The UK's Financial Services Authority has banned three directors of a London-based insurance business, BPS Insure, for failing to inform the FSA that BPS had a deficit of approximately GBP3 million in its client account and had misused client money.
Robert James, CEO, and directors Stuart Lawton and Paul Adams all worked at BPS until it went into administration. Months before, the Financial Services Authority (FSA) discovered that all three had continually failed to admit to the deficit from the time when they originally applied for authorization until the date of the visit.
They had also used client money in January and February 2005 to pay BPS’ general expenses, further increasing the deficit.
The FSA established that all three men knew that they should have informed the regulator about the deficit and that they were misusing client money. No clients were directly affected, but there was a risk that the directors’ actions could have left clients without the cover they had paid for.
Mr James, Mr Lawton and Mr Adams have all been banned from certain regulated financial services functions, including senior management, because they are not fit and proper to carry out those functions in terms of their honesty and integrity.

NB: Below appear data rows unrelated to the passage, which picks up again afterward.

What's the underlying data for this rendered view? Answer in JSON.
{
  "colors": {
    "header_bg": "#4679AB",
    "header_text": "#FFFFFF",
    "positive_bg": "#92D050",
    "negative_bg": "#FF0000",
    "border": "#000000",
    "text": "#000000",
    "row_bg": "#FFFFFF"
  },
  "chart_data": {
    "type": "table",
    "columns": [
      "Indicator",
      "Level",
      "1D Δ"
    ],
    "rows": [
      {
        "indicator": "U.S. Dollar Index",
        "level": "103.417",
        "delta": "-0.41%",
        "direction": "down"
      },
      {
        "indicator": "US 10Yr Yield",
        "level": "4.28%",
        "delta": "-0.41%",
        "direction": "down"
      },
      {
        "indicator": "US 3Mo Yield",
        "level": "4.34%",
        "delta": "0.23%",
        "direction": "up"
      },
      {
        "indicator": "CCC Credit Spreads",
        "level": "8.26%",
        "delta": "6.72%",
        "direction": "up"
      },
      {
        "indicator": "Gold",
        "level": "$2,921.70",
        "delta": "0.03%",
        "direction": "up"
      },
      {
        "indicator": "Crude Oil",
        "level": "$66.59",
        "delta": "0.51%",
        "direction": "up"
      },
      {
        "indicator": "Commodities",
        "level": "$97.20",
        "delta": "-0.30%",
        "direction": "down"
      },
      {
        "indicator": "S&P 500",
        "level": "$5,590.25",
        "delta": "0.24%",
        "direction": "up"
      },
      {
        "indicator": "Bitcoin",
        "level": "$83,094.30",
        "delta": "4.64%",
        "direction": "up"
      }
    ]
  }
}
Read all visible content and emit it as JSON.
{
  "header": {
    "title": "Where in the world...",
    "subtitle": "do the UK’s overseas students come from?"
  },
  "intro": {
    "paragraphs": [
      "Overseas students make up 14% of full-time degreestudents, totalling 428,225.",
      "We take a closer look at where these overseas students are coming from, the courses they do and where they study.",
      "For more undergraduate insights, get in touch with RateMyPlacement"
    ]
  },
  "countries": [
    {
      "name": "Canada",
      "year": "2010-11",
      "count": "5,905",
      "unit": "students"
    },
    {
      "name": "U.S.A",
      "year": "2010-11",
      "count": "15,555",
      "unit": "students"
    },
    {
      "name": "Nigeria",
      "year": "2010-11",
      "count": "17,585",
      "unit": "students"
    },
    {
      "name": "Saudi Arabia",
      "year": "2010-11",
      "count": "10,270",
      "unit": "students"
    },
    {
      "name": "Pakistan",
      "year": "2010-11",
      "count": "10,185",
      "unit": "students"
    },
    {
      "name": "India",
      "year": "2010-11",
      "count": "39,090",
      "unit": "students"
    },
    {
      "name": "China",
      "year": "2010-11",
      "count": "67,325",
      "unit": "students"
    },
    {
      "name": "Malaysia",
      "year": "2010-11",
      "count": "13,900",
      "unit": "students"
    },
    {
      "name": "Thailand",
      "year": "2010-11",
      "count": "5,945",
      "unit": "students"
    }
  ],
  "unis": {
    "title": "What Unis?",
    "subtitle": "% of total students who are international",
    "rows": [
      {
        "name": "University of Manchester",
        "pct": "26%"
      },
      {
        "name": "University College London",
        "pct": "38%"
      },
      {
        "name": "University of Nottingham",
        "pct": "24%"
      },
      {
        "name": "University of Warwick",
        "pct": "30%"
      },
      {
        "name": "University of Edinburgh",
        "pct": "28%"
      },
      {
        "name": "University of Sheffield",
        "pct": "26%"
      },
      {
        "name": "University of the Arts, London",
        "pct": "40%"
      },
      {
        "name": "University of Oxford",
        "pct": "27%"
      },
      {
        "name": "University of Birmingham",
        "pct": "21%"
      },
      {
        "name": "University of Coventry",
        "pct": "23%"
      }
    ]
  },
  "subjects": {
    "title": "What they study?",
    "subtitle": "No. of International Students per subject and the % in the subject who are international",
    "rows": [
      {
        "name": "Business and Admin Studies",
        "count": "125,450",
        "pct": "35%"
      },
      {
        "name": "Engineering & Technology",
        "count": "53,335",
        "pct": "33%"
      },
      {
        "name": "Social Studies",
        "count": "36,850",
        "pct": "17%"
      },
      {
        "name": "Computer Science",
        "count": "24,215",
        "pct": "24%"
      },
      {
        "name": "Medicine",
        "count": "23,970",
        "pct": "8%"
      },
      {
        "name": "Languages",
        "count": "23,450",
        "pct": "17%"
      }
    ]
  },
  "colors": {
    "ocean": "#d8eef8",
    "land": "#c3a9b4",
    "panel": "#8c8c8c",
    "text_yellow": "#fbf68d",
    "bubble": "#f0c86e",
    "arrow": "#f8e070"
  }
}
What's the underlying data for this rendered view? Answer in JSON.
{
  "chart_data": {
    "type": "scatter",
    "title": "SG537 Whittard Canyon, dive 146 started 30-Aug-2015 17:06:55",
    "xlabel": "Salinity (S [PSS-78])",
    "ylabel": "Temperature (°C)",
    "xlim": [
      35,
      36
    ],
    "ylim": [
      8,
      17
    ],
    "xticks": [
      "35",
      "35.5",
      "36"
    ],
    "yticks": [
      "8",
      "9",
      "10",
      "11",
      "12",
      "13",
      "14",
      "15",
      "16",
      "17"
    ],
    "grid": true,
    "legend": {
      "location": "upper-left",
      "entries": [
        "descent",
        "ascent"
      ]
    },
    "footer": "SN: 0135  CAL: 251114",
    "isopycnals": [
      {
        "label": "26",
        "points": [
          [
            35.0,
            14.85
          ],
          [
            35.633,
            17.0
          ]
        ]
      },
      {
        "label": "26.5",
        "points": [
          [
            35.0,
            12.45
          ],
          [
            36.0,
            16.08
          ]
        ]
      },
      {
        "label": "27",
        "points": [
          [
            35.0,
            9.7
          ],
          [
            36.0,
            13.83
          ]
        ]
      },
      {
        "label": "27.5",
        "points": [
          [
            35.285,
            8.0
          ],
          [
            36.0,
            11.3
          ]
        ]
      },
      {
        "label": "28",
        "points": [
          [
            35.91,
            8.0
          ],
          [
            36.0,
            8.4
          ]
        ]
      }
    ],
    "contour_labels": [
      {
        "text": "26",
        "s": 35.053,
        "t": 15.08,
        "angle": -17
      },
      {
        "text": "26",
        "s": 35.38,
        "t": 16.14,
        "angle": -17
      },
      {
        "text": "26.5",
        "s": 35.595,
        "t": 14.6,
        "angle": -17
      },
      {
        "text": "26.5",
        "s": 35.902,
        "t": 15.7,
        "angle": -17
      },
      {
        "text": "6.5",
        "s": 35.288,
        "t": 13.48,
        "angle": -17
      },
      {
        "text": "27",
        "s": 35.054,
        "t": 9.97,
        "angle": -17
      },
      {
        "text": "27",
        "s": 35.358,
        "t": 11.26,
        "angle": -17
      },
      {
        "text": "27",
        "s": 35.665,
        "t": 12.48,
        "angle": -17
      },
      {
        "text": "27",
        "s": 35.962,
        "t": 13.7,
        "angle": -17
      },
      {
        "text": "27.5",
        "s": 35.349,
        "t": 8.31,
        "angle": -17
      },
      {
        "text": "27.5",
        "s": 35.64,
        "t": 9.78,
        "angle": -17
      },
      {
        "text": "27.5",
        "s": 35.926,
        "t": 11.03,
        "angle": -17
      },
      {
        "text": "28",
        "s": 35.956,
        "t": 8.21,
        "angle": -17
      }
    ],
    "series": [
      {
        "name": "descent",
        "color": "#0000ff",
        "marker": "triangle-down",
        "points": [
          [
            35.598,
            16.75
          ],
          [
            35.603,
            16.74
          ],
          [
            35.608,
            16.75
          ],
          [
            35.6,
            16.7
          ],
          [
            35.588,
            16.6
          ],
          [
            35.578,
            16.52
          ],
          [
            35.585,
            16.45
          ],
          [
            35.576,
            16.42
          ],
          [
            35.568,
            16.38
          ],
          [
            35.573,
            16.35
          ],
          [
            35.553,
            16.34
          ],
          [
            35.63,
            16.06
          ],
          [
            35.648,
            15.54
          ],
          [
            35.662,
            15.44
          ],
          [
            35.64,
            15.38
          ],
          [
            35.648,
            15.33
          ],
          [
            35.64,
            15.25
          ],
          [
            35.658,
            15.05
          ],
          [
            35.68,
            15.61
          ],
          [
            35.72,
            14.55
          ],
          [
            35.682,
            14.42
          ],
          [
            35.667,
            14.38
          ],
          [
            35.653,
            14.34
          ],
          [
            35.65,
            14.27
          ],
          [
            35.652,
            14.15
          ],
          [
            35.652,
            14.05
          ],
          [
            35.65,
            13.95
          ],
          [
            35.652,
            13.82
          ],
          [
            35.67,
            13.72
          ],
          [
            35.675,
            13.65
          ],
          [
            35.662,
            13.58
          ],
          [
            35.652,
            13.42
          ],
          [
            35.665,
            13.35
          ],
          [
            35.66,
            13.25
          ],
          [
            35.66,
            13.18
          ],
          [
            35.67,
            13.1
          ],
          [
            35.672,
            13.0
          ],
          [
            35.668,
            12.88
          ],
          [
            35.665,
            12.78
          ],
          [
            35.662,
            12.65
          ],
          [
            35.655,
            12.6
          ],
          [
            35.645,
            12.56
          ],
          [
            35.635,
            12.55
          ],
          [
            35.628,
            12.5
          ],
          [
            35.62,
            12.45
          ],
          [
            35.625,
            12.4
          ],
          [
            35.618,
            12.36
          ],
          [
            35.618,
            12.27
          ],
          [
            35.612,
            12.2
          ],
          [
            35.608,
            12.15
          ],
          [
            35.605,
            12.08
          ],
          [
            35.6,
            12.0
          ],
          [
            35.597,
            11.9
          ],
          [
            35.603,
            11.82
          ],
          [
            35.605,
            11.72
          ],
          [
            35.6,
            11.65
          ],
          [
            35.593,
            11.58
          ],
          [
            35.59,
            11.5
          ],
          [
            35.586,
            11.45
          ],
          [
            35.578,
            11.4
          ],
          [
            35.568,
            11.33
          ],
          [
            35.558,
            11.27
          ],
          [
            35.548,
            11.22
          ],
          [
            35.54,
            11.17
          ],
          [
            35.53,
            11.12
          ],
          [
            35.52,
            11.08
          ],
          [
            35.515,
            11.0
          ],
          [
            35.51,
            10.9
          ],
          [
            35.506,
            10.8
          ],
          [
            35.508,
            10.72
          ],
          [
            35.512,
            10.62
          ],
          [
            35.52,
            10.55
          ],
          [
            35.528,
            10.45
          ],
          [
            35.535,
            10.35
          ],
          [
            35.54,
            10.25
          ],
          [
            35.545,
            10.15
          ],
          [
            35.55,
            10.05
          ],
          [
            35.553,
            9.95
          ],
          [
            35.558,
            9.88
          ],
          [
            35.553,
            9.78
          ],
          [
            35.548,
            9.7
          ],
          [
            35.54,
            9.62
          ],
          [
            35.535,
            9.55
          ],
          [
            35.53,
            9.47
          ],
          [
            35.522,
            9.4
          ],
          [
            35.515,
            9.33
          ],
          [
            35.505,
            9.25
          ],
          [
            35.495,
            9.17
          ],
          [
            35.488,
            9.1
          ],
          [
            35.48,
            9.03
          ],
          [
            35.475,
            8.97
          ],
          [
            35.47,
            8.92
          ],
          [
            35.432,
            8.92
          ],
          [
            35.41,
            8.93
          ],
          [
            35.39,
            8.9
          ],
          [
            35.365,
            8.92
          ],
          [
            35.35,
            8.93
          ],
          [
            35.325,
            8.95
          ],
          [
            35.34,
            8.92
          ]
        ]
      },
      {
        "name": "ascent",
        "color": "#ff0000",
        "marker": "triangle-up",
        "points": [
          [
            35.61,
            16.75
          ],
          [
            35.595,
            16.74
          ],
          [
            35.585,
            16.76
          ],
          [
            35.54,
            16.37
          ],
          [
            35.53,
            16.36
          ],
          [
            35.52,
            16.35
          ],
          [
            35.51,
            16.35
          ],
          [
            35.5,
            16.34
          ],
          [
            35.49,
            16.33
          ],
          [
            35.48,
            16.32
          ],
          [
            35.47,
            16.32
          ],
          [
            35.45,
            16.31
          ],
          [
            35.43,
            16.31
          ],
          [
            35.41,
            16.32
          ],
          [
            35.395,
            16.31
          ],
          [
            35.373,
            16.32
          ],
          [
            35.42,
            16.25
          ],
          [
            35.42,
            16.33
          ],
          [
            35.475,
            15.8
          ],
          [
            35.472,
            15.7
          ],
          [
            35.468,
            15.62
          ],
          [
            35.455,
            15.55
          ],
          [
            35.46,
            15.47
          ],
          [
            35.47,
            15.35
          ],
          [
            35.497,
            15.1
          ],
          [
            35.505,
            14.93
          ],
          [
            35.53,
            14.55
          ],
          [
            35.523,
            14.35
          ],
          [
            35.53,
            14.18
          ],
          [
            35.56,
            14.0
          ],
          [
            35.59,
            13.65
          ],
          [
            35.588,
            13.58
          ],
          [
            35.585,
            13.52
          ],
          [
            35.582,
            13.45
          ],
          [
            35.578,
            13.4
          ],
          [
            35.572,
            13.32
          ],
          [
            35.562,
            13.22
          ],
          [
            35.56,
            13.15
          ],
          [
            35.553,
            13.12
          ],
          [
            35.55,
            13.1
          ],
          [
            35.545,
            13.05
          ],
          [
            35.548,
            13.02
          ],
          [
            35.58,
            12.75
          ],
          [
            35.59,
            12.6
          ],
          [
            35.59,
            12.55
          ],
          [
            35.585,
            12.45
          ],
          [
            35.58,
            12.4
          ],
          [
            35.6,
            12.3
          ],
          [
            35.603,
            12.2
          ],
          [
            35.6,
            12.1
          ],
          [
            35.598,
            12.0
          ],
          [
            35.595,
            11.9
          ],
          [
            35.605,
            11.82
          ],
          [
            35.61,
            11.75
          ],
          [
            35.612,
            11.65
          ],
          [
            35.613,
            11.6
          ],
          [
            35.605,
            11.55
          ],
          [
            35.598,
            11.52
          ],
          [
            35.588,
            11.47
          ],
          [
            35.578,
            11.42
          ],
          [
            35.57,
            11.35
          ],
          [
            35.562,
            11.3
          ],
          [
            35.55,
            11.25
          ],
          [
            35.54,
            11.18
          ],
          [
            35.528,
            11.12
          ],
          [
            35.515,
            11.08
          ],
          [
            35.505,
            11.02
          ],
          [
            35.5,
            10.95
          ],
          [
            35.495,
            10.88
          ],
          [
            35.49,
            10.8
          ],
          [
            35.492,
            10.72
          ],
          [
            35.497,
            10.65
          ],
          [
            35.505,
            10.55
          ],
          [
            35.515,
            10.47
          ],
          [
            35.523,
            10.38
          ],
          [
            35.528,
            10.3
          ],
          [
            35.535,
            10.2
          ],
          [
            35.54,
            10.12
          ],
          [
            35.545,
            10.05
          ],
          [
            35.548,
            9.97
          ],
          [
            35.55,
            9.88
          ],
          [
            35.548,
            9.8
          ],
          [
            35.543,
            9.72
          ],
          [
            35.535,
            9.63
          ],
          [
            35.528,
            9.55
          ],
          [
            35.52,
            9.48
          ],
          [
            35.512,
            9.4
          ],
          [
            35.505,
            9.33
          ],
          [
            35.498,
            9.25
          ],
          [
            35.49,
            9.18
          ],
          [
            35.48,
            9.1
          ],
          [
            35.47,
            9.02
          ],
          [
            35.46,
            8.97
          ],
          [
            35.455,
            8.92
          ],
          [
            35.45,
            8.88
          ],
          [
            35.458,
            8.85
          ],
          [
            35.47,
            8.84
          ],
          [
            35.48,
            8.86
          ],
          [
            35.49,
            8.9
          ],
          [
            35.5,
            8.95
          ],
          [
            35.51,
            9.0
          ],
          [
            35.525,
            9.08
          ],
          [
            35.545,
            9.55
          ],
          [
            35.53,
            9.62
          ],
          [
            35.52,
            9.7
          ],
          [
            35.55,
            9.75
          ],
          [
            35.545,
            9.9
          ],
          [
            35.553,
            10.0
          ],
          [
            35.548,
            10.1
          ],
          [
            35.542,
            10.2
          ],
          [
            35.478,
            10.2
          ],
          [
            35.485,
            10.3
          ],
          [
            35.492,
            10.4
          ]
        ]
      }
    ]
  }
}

Jonathan Phelan, head of retail enforcement, said: The directors of BPS acted recklessly and without integrity. They failed to ensure that clients’ money was adequately protected and undermined consumers’ confidence in the insurance sector. Senior managers must recognize their responsibilities – they are personally responsible and the FSA will take action against directors who fail to act appropriately when carrying out their regulatory functions.